North Sails preparing appeal following patent ruling |

North Sails preparing appeal following patent ruling

MINDEN – North Sails Group, whose Minden plant manufactures high-tech sails for racing yachts including most America’s Cup competitors, will appeal an unfavorable ruling in a federal patent infringement case.

A hearing will be held Friday on North Sail’s request for a stay on an injunction that would otherwise shut the plant down at the end of April, idling 119 employees.

A rival sail maker, Sobstad Corp of Greensboro, Ga., filed the patent infringement suit in July 1992, claiming North Sails’ popular 3DL models infringed on three of Sobstad’s patents.

U.S. District Judge Dominic J. Squatrito of Hartford, Conn., agreed. On Friday, he ordered North Sails to discontinue all new production of the 3DL sails and to pay Sobstad a 7 percent royalty plus compounded interest on all sales of that design since the suit was filed.

The 3DL line had about $15 million in sales in 1998 and about $22 million last year.

“North Sails is naturally disappointed by the decision. North feels that the decision is an incorrect one and will continue to pursue vigorously it position through an appeal,” Tom Whidden, president of North Sails Group, said Tuesday.

“It will also immediately seek a stay of injunction in order to honor its contractual commitments to its many customers during the busiest period of the sailing business year.”

Whidden said North Sails and J.P. Baudet were awarded a patent on aspects of the 3DL product and process and that the judge’s ruling was inconsistent with two legal opinions the firm had received during the development of the process to determine whether it infringed on any patents.

North Sails has about 90 percent of the sail market for Grand Prix racing, involving sailing craft 40 feet or longer that compete at the highest levels, such as America’s Cup yachts.

Peter Isler of San Diego, a sailing expert who was navigator for Dennis Connor’s Stars and Stripes on the 1988 and 1989 America’s Cup teams and for a 2000 America’s Cup finalist, told the Nevada Appeal on Tuesday that the judge had a difficult job sorting out the technical issues involved in the patent infringement allegations.

“Even being a sailor and knowing a lot about sail making, I would really have hated to be the judge on this particular case,” Isler said.

He said such issues as whether North Sails’ one-piece products are actually made up of panels and whether the reinforcing yarns could be considered structural members were difficult allegations to interpret.

“It’s all a matter of etymology,” Isler said.

“It’s very good news in the short term for North Sails’ competitors, who have been having trouble competing at the Grand Prix levels,” Isler said. “But the design the 3DL sails are supposed to have infringed on isn’t in Sobstad’s current line.

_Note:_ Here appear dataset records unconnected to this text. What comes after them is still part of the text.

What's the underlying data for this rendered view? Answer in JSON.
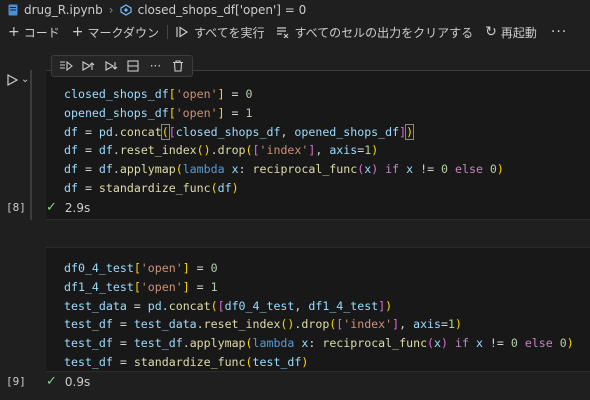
{
  "breadcrumb": {
    "file": "drug_R.ipynb",
    "symbol": "closed_shops_df['open'] = 0"
  },
  "toolbar": {
    "add_code": "コード",
    "add_markdown": "マークダウン",
    "run_all": "すべてを実行",
    "clear_outputs": "すべてのセルの出力をクリアする",
    "restart": "再起動",
    "more": "···"
  },
  "cells": [
    {
      "exec_count": "[8]",
      "duration": "2.9s",
      "lines": [
        "closed_shops_df['open'] = 0",
        "opened_shops_df['open'] = 1",
        "df = pd.concat([closed_shops_df, opened_shops_df])",
        "df = df.reset_index().drop(['index'], axis=1)",
        "df = df.applymap(lambda x: reciprocal_func(x) if x != 0 else 0)",
        "df = standardize_func(df)"
      ]
    },
    {
      "exec_count": "[9]",
      "duration": "0.9s",
      "lines": [
        "df0_4_test['open'] = 0",
        "df1_4_test['open'] = 1",
        "test_data = pd.concat([df0_4_test, df1_4_test])",
        "test_df = test_data.reset_index().drop(['index'], axis=1)",
        "test_df = test_df.applymap(lambda x: reciprocal_func(x) if x != 0 else 0)",
        "test_df = standardize_func(test_df)"
      ]
    }
  ],
  "colors": {
    "background": "#1f1f1f",
    "cell_background": "#181818",
    "success_check": "#89d185",
    "string": "#ce9178",
    "keyword": "#569cd6",
    "control_keyword": "#c586c0",
    "function": "#dcdcaa",
    "number": "#b5cea8",
    "variable": "#9cdcfe"
  },
  "icons": {
    "file": "notebook-file-icon",
    "symbol": "symbol-class-icon",
    "cell_toolbar": [
      "run-by-line-icon",
      "execute-above-icon",
      "execute-below-icon",
      "split-cell-icon",
      "more-icon",
      "delete-icon"
    ]
  }
}
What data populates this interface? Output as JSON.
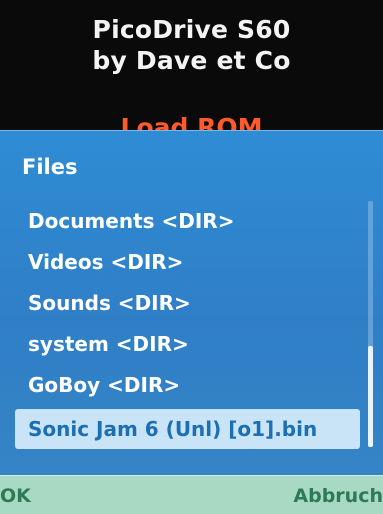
{
  "app": {
    "title_line1": "PicoDrive S60",
    "title_line2": "by Dave et Co",
    "menu_item": "Load ROM"
  },
  "dialog": {
    "title": "Files",
    "items": [
      {
        "label": "Documents <DIR>"
      },
      {
        "label": "Videos <DIR>"
      },
      {
        "label": "Sounds <DIR>"
      },
      {
        "label": "system <DIR>"
      },
      {
        "label": "GoBoy <DIR>"
      },
      {
        "label": "Sonic Jam 6 (Unl) [o1].bin"
      }
    ],
    "selected_index": 5
  },
  "softkeys": {
    "left": "OK",
    "right": "Abbruch"
  },
  "colors": {
    "dialog_bg": "#2f8cd4",
    "selection_bg": "#c9e4f7",
    "softkey_bg": "#a8d9c2",
    "accent": "#ff5a2a"
  }
}
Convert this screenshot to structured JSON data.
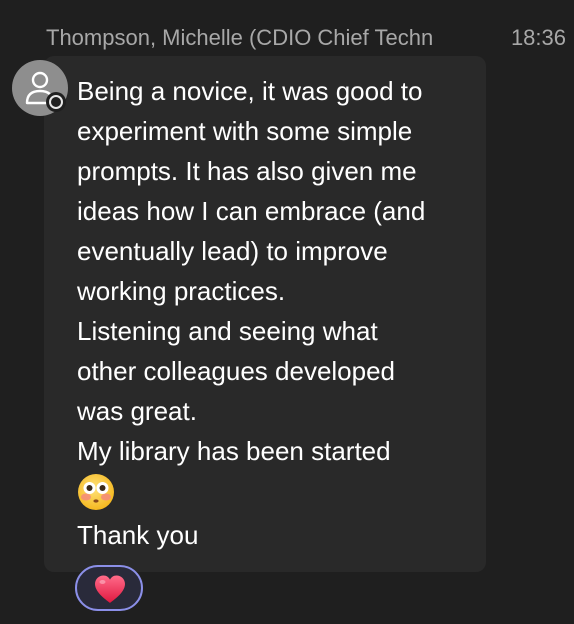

That was the Airframe. Sobstad’s current sail product is the Genesis.”

Jay Hanson, North Sail executive vice president, said from the company’s Milford, Conn., office that Sobstad’s Airframe was a traditional type of sail, to which Sobstad added ribbons or strips of conventional sail cloth as reinforcement. He said Sobstad abandoned the design in 1989, possibly because Sobstad president Peter Conrad was developing the Genesis sail.

“There’s two basic areas where the ruling stretched the definitions. It says a yarn is the same as a ribbon or a strip and the judge says our yarns reinforce a sail,” Hanson said.

“It’s our position that the Mylar part of our product is not a sail in itself – without the yarn it would blow right out. The yarns are part of what the sail is made of, not a reinforcement to the sail. The ruling also does not address that our yarns are continuous, which is novel, nor that these yards are laid on a three-dimensional surface, in the same shape the sail would fly in, which is also novel.”

Hanson said Friday’s hearing before Judge Squatrito should result in a stay that would allow North Sail to complete sails already ordered and paid for. If the judge declines to stay the injunction, though, North Sail can seek a stay from the federal court of appeals, he said.

There is also precedent in such cases to allow North Sail to continue making the 3DL sails, Hanson said. If North Sails eventually loses its appeal, Sobstad would receive more royalties from the additional sails produced, he said.

If North Sales is prevented from making the 3DL sails, Hanson said, the company would go back to making its conventional panel sales, which are being produced in six North Sail plants in North America and brought the company about $11 million in sales last year.

“We might be a smaller and different company, but we would not go away,” Hanson said. “As far as the Minden plant, we are looking at other items to utilize that facility and some of the people in it.”

He also pointed out that the disputed patents expire Dec. 13, 2004. Even if North Sails is unsuccessful with its appeal, the company would resume production of the 3DL design then, Hanson said.